Un mot maintenant sur le bilan du tennis français à Melbourne. S'il faut se réjouir du retour surprise, au plus haut niveau, de Lucas Pouille, il faut aussi souligner le désert qui l'entoure. Déprimé et en déshérence pendant une saison 2018 semblable à un long chemin de croix, il s'est remarquablement relancé en s'entourant d'une nouvelle équipe et en trouvant en Amélie Mauresmo une nouvelle source d'inspiration. Délesté de 5 kilos et chargé d'une confiance toute neuve, il a signé cinq succès probants pour atteindre le dernier carré. Nul ne savait alors qu'il affichait la beauté d'un ange avant la chute, car, en ne marquant que quatre petits jeux en 1h20, il a fini néantisé par le numéro un mondial. Nous verrons d'ici peu comment il digérera le fait de finir un aussi beau tournoi sur une raclée pareille. Puisque Lucas Pouille est le seul tricolore à avoir joué en deuxième semaine, cette réelle satisfaction sera la seule. Et il nous faut nous alarmer de la débâcle quasi générale du reste du contingent. Si Herbert repart avec les encouragements, pour tous les autres, c'est l'étreinte du vide. Un résultat malheureusement conforme aux impressions laissées par la saison passée. Pour le tennis français, les vrais problèmes sont ceux qui se voient, même quand on essaie de les cacher. Nous nous consolerons tant bien que mal avec la magnifique victoire en double messieurs de la paire composée par Nicolas Mahut et Pierre-Hugues Herbert. En remportant le seul majeur qui manquait à leur palmarès, ils réalisent le grand Chelem en carrière et rentrent dans la légende de leur sport aux côtés de paires mythiques comme les frères Bryan ou les Woodies. Une consécration rare.

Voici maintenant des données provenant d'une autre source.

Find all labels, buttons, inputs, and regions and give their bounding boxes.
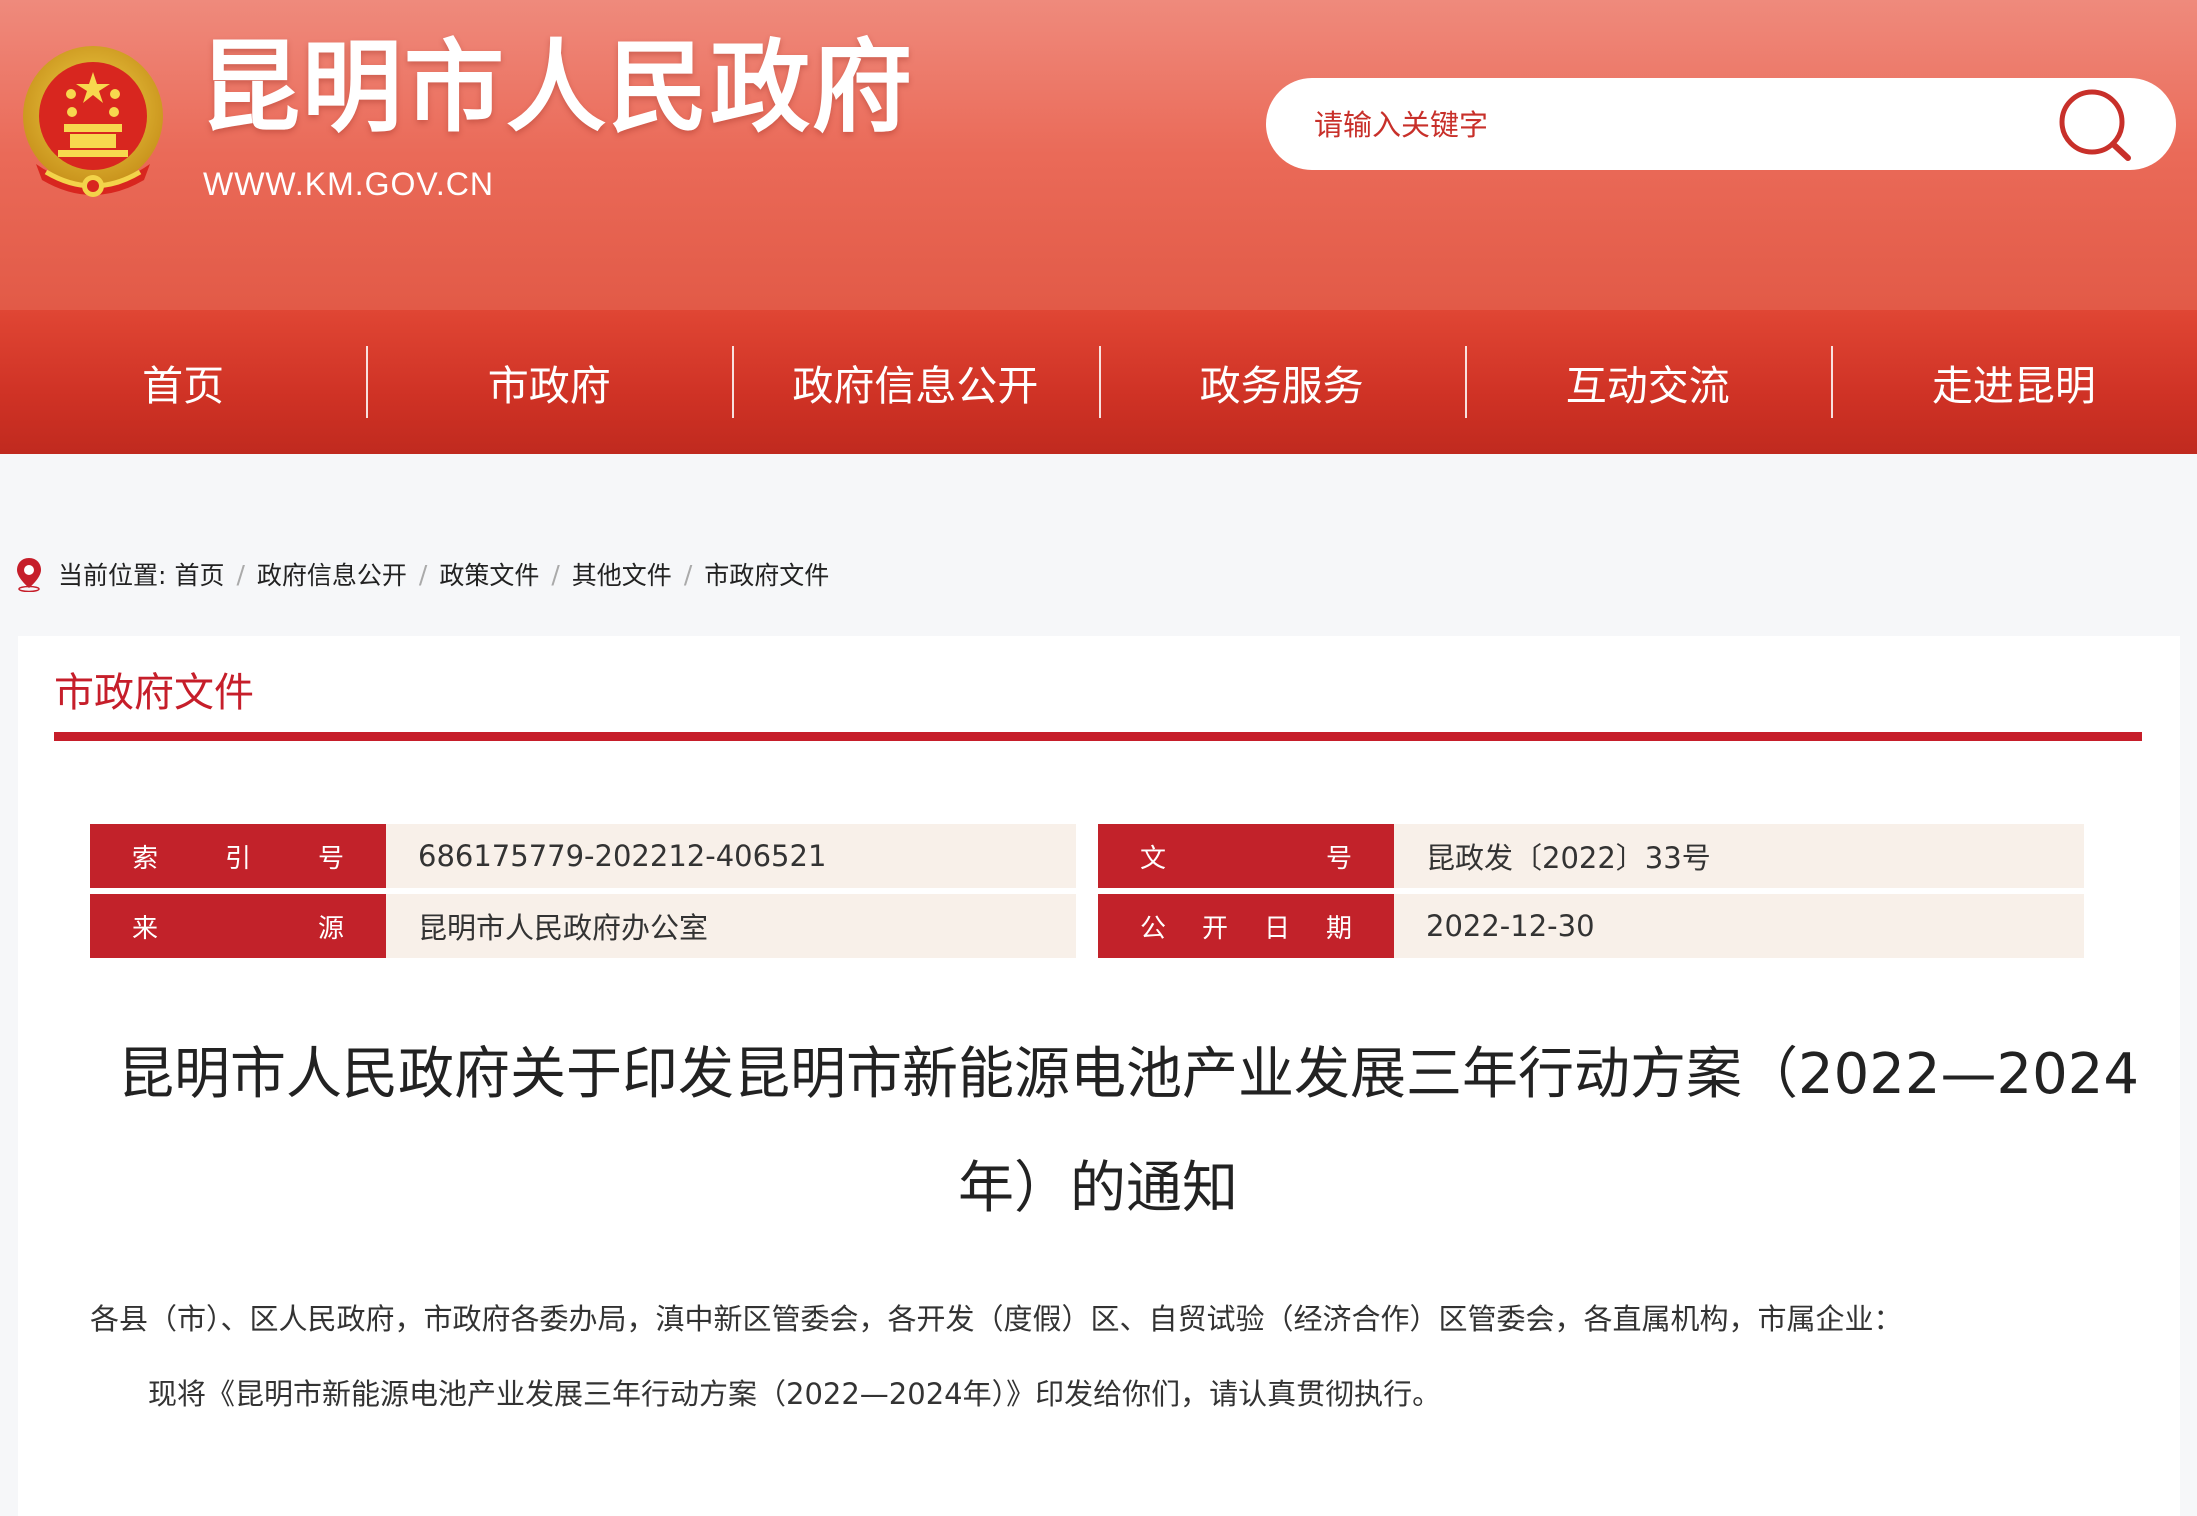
meta-label-source: 来源 xyxy=(90,894,386,958)
breadcrumb-separator: / xyxy=(551,559,560,589)
nav-item-home[interactable]: 首页 xyxy=(0,310,366,454)
meta-label-char: 号 xyxy=(1325,843,1352,874)
search-icon[interactable] xyxy=(2042,84,2152,164)
breadcrumb-separator: / xyxy=(236,559,245,589)
document-title-line: 年）的通知 xyxy=(958,1156,1238,1221)
meta-label-char: 公 xyxy=(1140,913,1167,944)
section-divider xyxy=(54,732,2142,741)
site-title[interactable]: 昆明市人民政府 xyxy=(200,38,914,138)
meta-value-date: 2022-12-30 xyxy=(1394,894,2084,958)
meta-value-doc-no: 昆政发〔2022〕33号 xyxy=(1394,824,2084,888)
breadcrumb-label: 当前位置: xyxy=(58,561,167,590)
document-title-line: 昆明市人民政府关于印发昆明市新能源电池产业发展三年行动方案（2022—2024 xyxy=(118,1042,2140,1107)
nav-item-about-kunming[interactable]: 走进昆明 xyxy=(1830,310,2197,454)
meta-label-char: 索 xyxy=(132,843,159,874)
breadcrumb-item-policy-docs[interactable]: 政策文件 xyxy=(439,556,539,592)
section-title: 市政府文件 xyxy=(54,670,254,716)
document-title: 昆明市人民政府关于印发昆明市新能源电池产业发展三年行动方案（2022—2024 … xyxy=(118,1018,2140,1246)
document-paragraph: 现将《昆明市新能源电池产业发展三年行动方案（2022—2024年）》印发给你们，… xyxy=(148,1377,1442,1411)
meta-label-doc-no: 文号 xyxy=(1098,824,1394,888)
breadcrumb-item-municipal-docs[interactable]: 市政府文件 xyxy=(704,556,829,592)
search-box xyxy=(1266,78,2176,172)
meta-label-char: 源 xyxy=(317,913,344,944)
breadcrumb-item-info-disclosure[interactable]: 政府信息公开 xyxy=(257,556,407,592)
breadcrumb-separator: / xyxy=(418,559,428,589)
content-panel: 市政府文件 索引号 686175779-202212-406521 文号 昆政发… xyxy=(18,636,2180,1516)
meta-label-char: 来 xyxy=(132,913,159,944)
breadcrumb-item-other-docs[interactable]: 其他文件 xyxy=(572,556,672,592)
site-header: 昆明市人民政府 WWW.KM.GOV.CN xyxy=(0,0,2197,310)
nav-item-government-services[interactable]: 政务服务 xyxy=(1098,310,1465,454)
meta-label-char: 文 xyxy=(1140,843,1167,874)
document-salutation: 各县（市）、区人民政府，市政府各委办局，滇中新区管委会，各开发（度假）区、自贸试… xyxy=(90,1302,1903,1336)
meta-label-date: 公开日期 xyxy=(1098,894,1394,958)
nav-item-municipal-government[interactable]: 市政府 xyxy=(366,310,732,454)
breadcrumb: 当前位置: 首页 / 政府信息公开 / 政策文件 / 其他文件 / 市政府文件 xyxy=(14,544,829,604)
meta-label-char: 日 xyxy=(1263,913,1290,944)
meta-value-index: 686175779-202212-406521 xyxy=(386,824,1076,888)
meta-row: 来源 昆明市人民政府办公室 公开日期 2022-12-30 xyxy=(90,894,2108,958)
meta-label-index: 索引号 xyxy=(90,824,386,888)
breadcrumb-separator: / xyxy=(683,559,693,589)
meta-label-char: 引 xyxy=(224,843,251,874)
site-url: WWW.KM.GOV.CN xyxy=(203,166,494,202)
search-input[interactable] xyxy=(1312,78,2036,172)
national-emblem-icon xyxy=(23,46,163,197)
nav-item-interaction[interactable]: 互动交流 xyxy=(1464,310,1831,454)
meta-value-source: 昆明市人民政府办公室 xyxy=(386,894,1076,958)
nav-item-info-disclosure[interactable]: 政府信息公开 xyxy=(732,310,1098,454)
main-nav: 首页 市政府 政府信息公开 政务服务 互动交流 走进昆明 xyxy=(0,310,2197,454)
meta-row: 索引号 686175779-202212-406521 文号 昆政发〔2022〕… xyxy=(90,824,2108,888)
meta-label-char: 开 xyxy=(1201,913,1228,944)
meta-label-char: 号 xyxy=(317,843,344,874)
location-pin-icon xyxy=(17,558,41,592)
meta-label-char: 期 xyxy=(1325,913,1352,944)
breadcrumb-item-home[interactable]: 首页 xyxy=(174,556,224,592)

Pour finir, nous évoquerons un quatuor hors normes, composé de Serena Williams, Roger Federer, Rafael Nadal et Novak Djokovic. Des champions immenses et en avance sur leur temps. En donnant une nouvelle dimension au sport qui les a consacrés, ils ont changé le tennis plus que quiconque. Si Nadal (32 ans) et Djokovic (31) ont encore quelques années devant eux pour ancrer plus encore la trace déjà indélébile qu'ils laisseront, le temps est désormais compté pour Roger et Serena (37 ans chacun). Pour leurs plaisirs et celui de tous, les deux derniers cités ne sont plus dans le temps règlementaire de leurs carrières puisqu'ils en jouent les prolongations. Ces champions qui inspirent, en alliant talent et génie, entament leurs derniers tours de pistes comme d'autres partiraient en pèlerinage. Ces monstres, aux palmarès invraisemblables, auront déployé une énergie inouïe à obliger les circonstances à se plier à leur volonté, à condamner l'aléatoire. Hélas, ils sont aussi la preuve vivante que si la durée d'une carrière est maîtrisable, le temps qui passe, lui, est subit. Un temps hémophile qui s'écoule pour eux comme pour nous, spectateurs heureux de leurs exploits... Aussi, une fois leurs carrières achevées, nous deviendrons immanquablement les comptables des émotions qu'ils ne nous donneront plus. Ils ne nous restera plus que la nostalgie et la mélancolie, c'est à dire un désespoir élégant, une sorte de partage équitable entre le sourire et la tristesse. Parce qu'ils suggèrent plus qu'ils ne disent, parce que leurs frappes sont plus que tout ce qu'elles expriment et parce que toute écriture est une déperdition, il nous faut savourer sans modération leurs dernières représentations.